Ablation of SYK kinase from primary human Natural Killer cells via CRISPR/Cas9 enhances cytotoxicity and cytokine production

Abstract

AbstractCytomegalovirus (CMV) infection alters natural killer (NK) cell phenotype and function toward a more memory-like immune state. These cells, termed adaptive NK cells, typically express CD57 and NKG2C but lack expression of the Fc receptor γ chain (Gene:FCER1G, FcRγ), PLZF, and SYK. Functionally, adaptive NK cells display enhanced antibody-dependent cellular cytotoxicity (ADCC) and cytokine production.

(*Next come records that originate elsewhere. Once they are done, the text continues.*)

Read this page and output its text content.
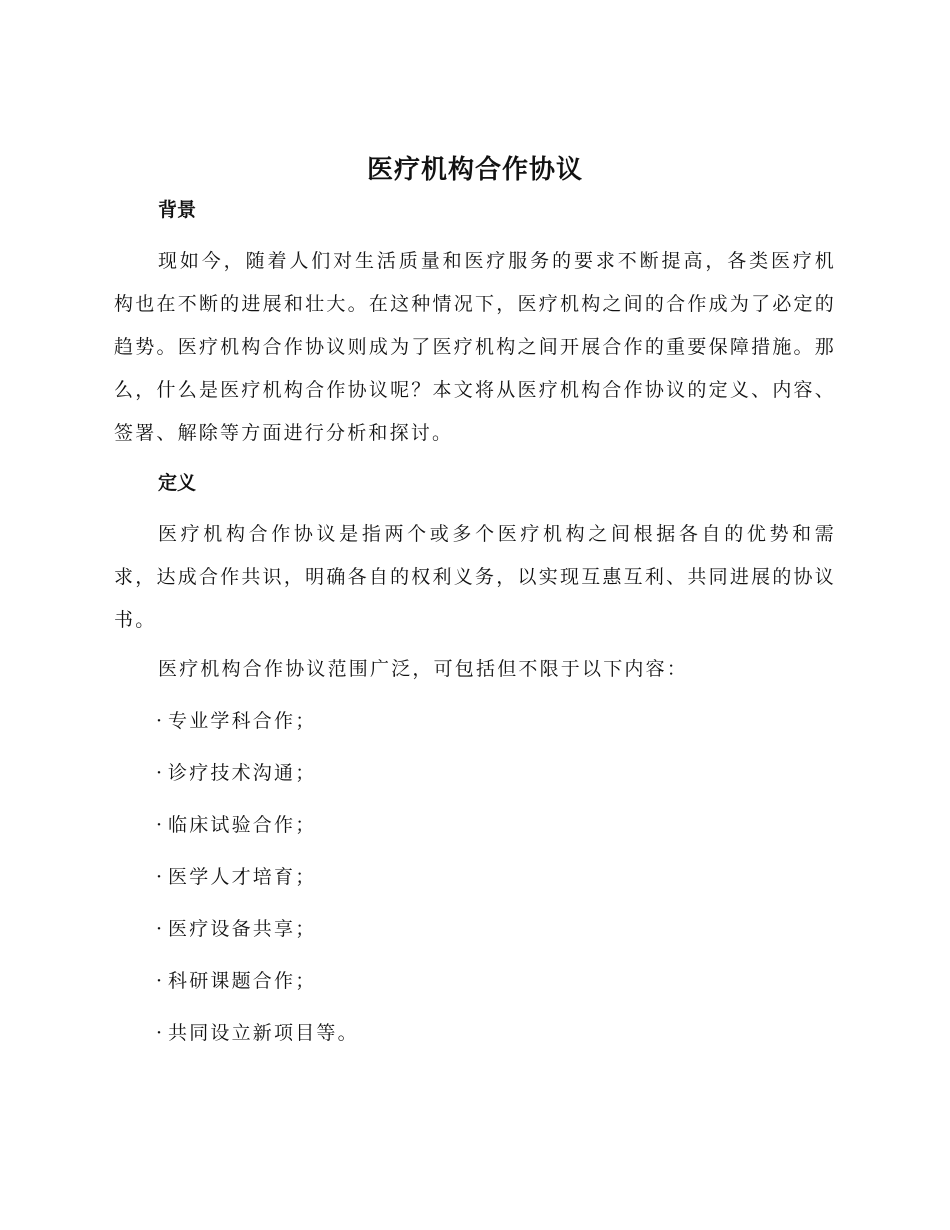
医疗机构合作协议
背景
现如今，随着人们对生活质量和医疗服务的要求不断提高，各类医疗机构也在不断的进展和壮大。在这种情况下，医疗机构之间的合作成为了必定的趋势。医疗机构合作协议则成为了医疗机构之间开展合作的重要保障措施。那么，什么是医疗机构合作协议呢？本文将从医疗机构合作协议的定义、内容、签署、解除等方面进行分析和探讨。
定义
医疗机构合作协议是指两个或多个医疗机构之间根据各自的优势和需求，达成合作共识，明确各自的权利义务，以实现互惠互利、共同进展的协议书。
医疗机构合作协议范围广泛，可包括但不限于以下内容：
· 专业学科合作；
· 诊疗技术沟通；
· 临床试验合作；
· 医学人才培育；
· 医疗设备共享；
· 科研课题合作；
· 共同设立新项目等。
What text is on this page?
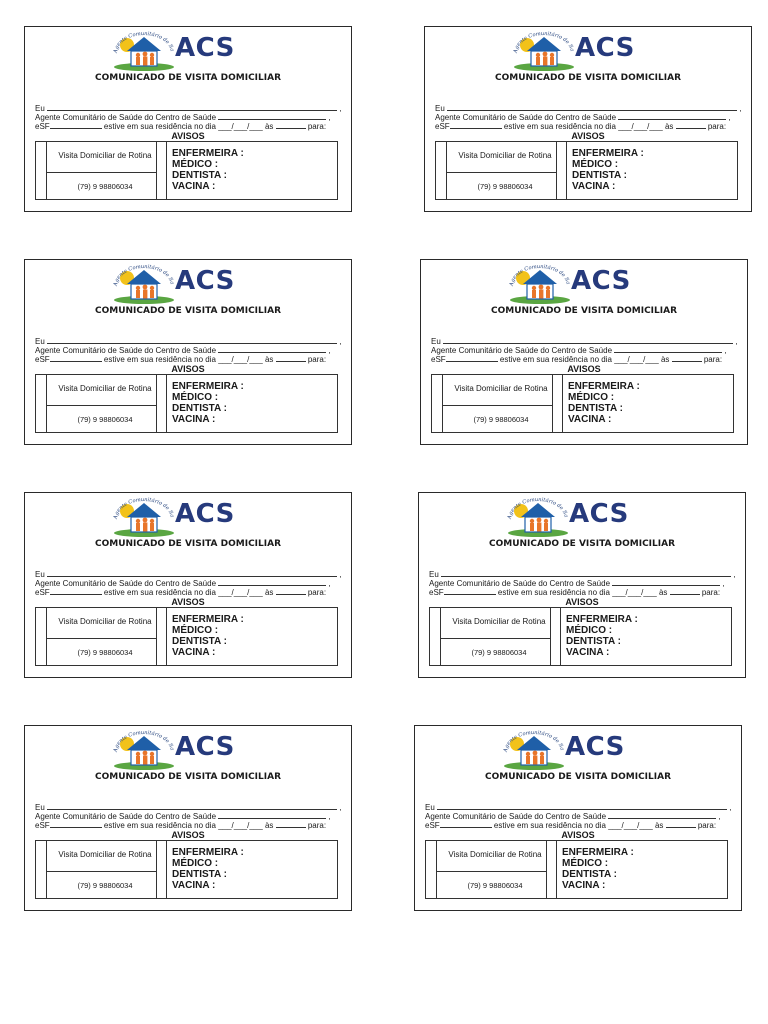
Agente Comunitário de Sa ACS
COMUNICADO DE VISITA DOMICILIAR
Eu	,
Agente Comunitário de Saúde do Centro de Saúde	,
eSF	estive em sua residência no dia ___/___/___ às	para:
AVISOS
Visita Domiciliar de Rotina
(79) 9 98806034
ENFERMEIRA :
MÉDICO :
DENTISTA :
VACINA :
Agente Comunitário de Sa ACS
COMUNICADO DE VISITA DOMICILIAR
Eu	,
Agente Comunitário de Saúde do Centro de Saúde	,
eSF	estive em sua residência no dia ___/___/___ às	para:
AVISOS
Visita Domiciliar de Rotina
(79) 9 98806034
ENFERMEIRA :
MÉDICO :
DENTISTA :
VACINA :
Agente Comunitário de Sa ACS
COMUNICADO DE VISITA DOMICILIAR
Eu	,
Agente Comunitário de Saúde do Centro de Saúde	,
eSF	estive em sua residência no dia ___/___/___ às	para:
AVISOS
Visita Domiciliar de Rotina
(79) 9 98806034
ENFERMEIRA :
MÉDICO :
DENTISTA :
VACINA :
Agente Comunitário de Sa ACS
COMUNICADO DE VISITA DOMICILIAR
Eu	,
Agente Comunitário de Saúde do Centro de Saúde	,
eSF	estive em sua residência no dia ___/___/___ às	para:
AVISOS
Visita Domiciliar de Rotina
(79) 9 98806034
ENFERMEIRA :
MÉDICO :
DENTISTA :
VACINA :
Agente Comunitário de Sa ACS
COMUNICADO DE VISITA DOMICILIAR
Eu	,
Agente Comunitário de Saúde do Centro de Saúde	,
eSF	estive em sua residência no dia ___/___/___ às	para:
AVISOS
Visita Domiciliar de Rotina
(79) 9 98806034
ENFERMEIRA :
MÉDICO :
DENTISTA :
VACINA :
Agente Comunitário de Sa ACS
COMUNICADO DE VISITA DOMICILIAR
Eu	,
Agente Comunitário de Saúde do Centro de Saúde	,
eSF	estive em sua residência no dia ___/___/___ às	para:
AVISOS
Visita Domiciliar de Rotina
(79) 9 98806034
ENFERMEIRA :
MÉDICO :
DENTISTA :
VACINA :
Agente Comunitário de Sa ACS
COMUNICADO DE VISITA DOMICILIAR
Eu	,
Agente Comunitário de Saúde do Centro de Saúde	,
eSF	estive em sua residência no dia ___/___/___ às	para:
AVISOS
Visita Domiciliar de Rotina
(79) 9 98806034
ENFERMEIRA :
MÉDICO :
DENTISTA :
VACINA :
Agente Comunitário de Sa ACS
COMUNICADO DE VISITA DOMICILIAR
Eu	,
Agente Comunitário de Saúde do Centro de Saúde	,
eSF	estive em sua residência no dia ___/___/___ às	para:
AVISOS
Visita Domiciliar de Rotina
(79) 9 98806034
ENFERMEIRA :
MÉDICO :
DENTISTA :
VACINA :
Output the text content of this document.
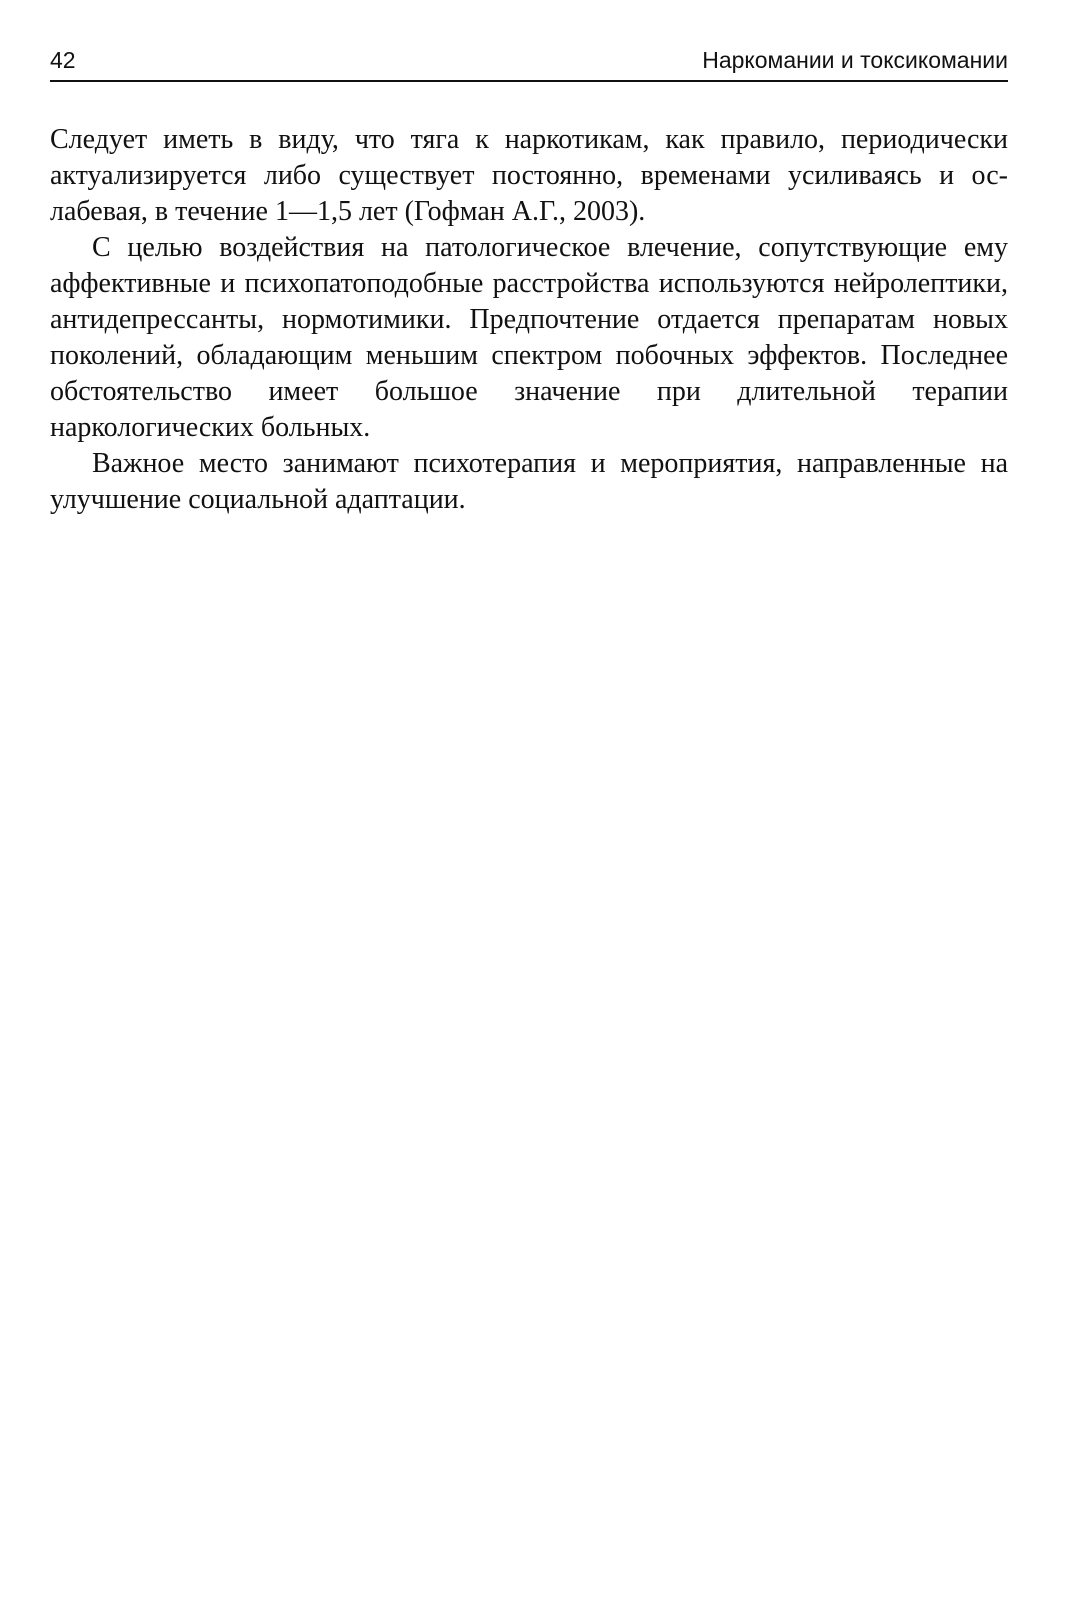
42	Наркомании и токсикомании

Следует иметь в виду, что тяга к наркотикам, как правило, периодически актуализируется либо существует постоянно, временами усиливаясь и ослабевая, в течение 1—1,5 лет (Гофман А.Г., 2003).

С целью воздействия на патологическое влечение, сопутствующие ему аффективные и психопатоподобные расстройства используются нейролептики, антидепрессанты, нормотимики. Предпочтение отдается препаратам новых поколений, обладающим меньшим спектром побочных эффектов. Последнее обстоятельство имеет большое значение при длительной терапии наркологических больных.

Важное место занимают психотерапия и мероприятия, направленные на улучшение социальной адаптации.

However, the mechanism behind this enhanced function is unknown. To understand what drives cytotoxicity and cytokine production in adaptive NK cells, we optimized a CRISPR/Cas9 system to ablate genes from primary human NK cells. ADCC by human NK cells is exclusively mediated by the CD16A (FcγRIIIA) signaling apparatus, which includes FcRγ, CD3ζ, SYK, SHP-1, ZAP-70, and the transcription factor PLZF. We ablated the genes encoding these molecules and tested subsequent ADCC and cytokine production. We found that ablating the FcRγ chain caused a modest increase in TNFα production. Ablation of PLZF did not enhance ADCC or cytokine production. Importantly, SYK kinase ablation significantly enhanced both cytotoxicity and cytokine production, while ZAP-70 kinase ablation diminished function. Ablation of the phosphatase SHP-1 resulted in mixed effects on function, with NK cells demonstrating enhanced cytotoxicity but reduced cytokine production. These results indicate that the enhanced cytotoxicity and cytokine production of CMV-induced adaptive NK cells is more likely due to the loss of SYK than the lack of FcRγ or PLZF. The lack of SYK expression may limit SHP-1-mediated inhibition of CD16A signaling, leading to enhanced cytotoxicity and cytokine production. In addition to providing mechanistic answers about CMV-induced adaptive NK cell functionality, our results indicate that NK chimeric antigen receptor (CAR) therapeutics that invoke ADCC signaling molecules (e.g., CD3ζ chain) may benefit from ablating SYK, while maintaining ZAP-70, to increase functionality.